Description
Indexing for entries in a series or dataframe with a multi-index has dramatically worse performance when using partial keys.
For example, for a series with a 3-level multi-index, series[x]
is dramatically slower than series[(x,y,z)]
. Please see the session below for a minimal reproduction:
from datetime import datetime
import pandas as pd
import numpy as np
import timeit
dates = pd.date_range('1997-01-01', '2020-12-31')
cats = list('abcdefghijklmnop')
multi = pd.MultiIndex.from_product([dates, cats, cats])
series = pd.Series(np.random.rand(len(multi)), index=multi)
date = datetime(year=2020, month=1, day=1)
# generate cache
series.loc[(date, 'a', 'a')]
repeats = 1000
len(series)
## -- End pasted text --
Out[1]: 2244096
In [2]: # Performance of indexing with full keys
In [3]: timeit.timeit(lambda: series.loc[(date, 'a', 'a')], number=repeats)
Out[3]: 0.08493588299825205
In [4]: # Performance of indexing with partial keys
In [5]: timeit.timeit(lambda: series.loc[date], number=repeats)
Out[5]: 4.771169905001443
From looking at the code, it seems that BaseMultiIndexCodesEngine
(pandas/_libs/index.pyx) essentially creates a hash table (a libindex.UInt64Engine
) with entries for each full key.

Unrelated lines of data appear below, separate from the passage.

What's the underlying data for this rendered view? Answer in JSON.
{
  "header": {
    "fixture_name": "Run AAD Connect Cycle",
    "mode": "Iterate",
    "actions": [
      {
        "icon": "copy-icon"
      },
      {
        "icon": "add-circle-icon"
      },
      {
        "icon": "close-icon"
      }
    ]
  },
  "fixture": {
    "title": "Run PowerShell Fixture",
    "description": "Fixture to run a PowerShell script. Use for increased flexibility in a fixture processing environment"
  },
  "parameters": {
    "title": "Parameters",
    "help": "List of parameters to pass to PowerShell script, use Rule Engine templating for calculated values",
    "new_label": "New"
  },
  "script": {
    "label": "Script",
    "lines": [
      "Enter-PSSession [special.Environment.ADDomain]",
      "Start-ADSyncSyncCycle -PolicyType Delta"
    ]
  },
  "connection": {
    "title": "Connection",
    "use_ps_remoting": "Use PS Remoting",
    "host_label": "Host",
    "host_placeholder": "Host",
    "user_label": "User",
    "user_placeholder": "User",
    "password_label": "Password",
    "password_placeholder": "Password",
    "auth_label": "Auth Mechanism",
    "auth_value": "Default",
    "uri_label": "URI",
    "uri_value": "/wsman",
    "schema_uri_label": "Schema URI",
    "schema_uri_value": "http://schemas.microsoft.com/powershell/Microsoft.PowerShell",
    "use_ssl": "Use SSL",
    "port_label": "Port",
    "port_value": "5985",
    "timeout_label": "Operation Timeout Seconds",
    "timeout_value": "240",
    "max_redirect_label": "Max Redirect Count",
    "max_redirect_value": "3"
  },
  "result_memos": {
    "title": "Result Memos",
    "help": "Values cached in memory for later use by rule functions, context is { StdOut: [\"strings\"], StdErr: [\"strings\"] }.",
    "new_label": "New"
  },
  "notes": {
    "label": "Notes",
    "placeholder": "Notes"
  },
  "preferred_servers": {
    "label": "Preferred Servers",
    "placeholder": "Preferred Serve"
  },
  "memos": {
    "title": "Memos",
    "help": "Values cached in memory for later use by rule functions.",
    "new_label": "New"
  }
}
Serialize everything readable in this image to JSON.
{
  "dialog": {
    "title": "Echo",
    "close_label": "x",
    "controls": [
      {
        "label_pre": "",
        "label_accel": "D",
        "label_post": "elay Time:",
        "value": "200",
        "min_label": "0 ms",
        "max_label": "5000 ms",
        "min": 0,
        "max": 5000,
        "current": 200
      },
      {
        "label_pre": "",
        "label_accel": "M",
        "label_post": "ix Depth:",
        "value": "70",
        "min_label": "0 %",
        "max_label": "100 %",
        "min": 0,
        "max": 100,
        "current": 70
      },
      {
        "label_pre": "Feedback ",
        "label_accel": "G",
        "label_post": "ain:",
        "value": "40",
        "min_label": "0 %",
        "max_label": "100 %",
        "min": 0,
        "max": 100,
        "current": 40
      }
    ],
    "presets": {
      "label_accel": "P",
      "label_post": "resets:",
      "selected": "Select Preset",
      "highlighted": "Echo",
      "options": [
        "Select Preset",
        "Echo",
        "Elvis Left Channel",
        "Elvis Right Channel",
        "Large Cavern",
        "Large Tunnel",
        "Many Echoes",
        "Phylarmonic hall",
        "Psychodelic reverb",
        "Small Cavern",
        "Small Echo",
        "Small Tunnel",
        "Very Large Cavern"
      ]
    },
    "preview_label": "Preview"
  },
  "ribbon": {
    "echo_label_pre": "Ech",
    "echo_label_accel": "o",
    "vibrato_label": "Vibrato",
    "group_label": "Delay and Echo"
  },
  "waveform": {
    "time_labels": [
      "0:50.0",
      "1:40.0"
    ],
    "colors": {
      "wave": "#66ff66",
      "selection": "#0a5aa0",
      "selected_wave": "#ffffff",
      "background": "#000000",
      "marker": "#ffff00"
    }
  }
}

This makes full-key lookups fast. Meanwhile, for partial key lookups on a sorted index, MultiIndex._get_level_indexer
will do two binary searches for each provided level of the key.
Instead of a flattened-index approach (again, via libindex.UInt64Engine
), it would be excellent if Pandas implemented nested indeces (nested hash tables, if you will) for this. This would have a small impact on the performance of full key lookups (current lookup complexity is O(1), new complexity would be O(number_of_levels)). However, partial key lookups would greatly benefit, going from O(log(size_of_series)) to O(number_of_levels_in_key).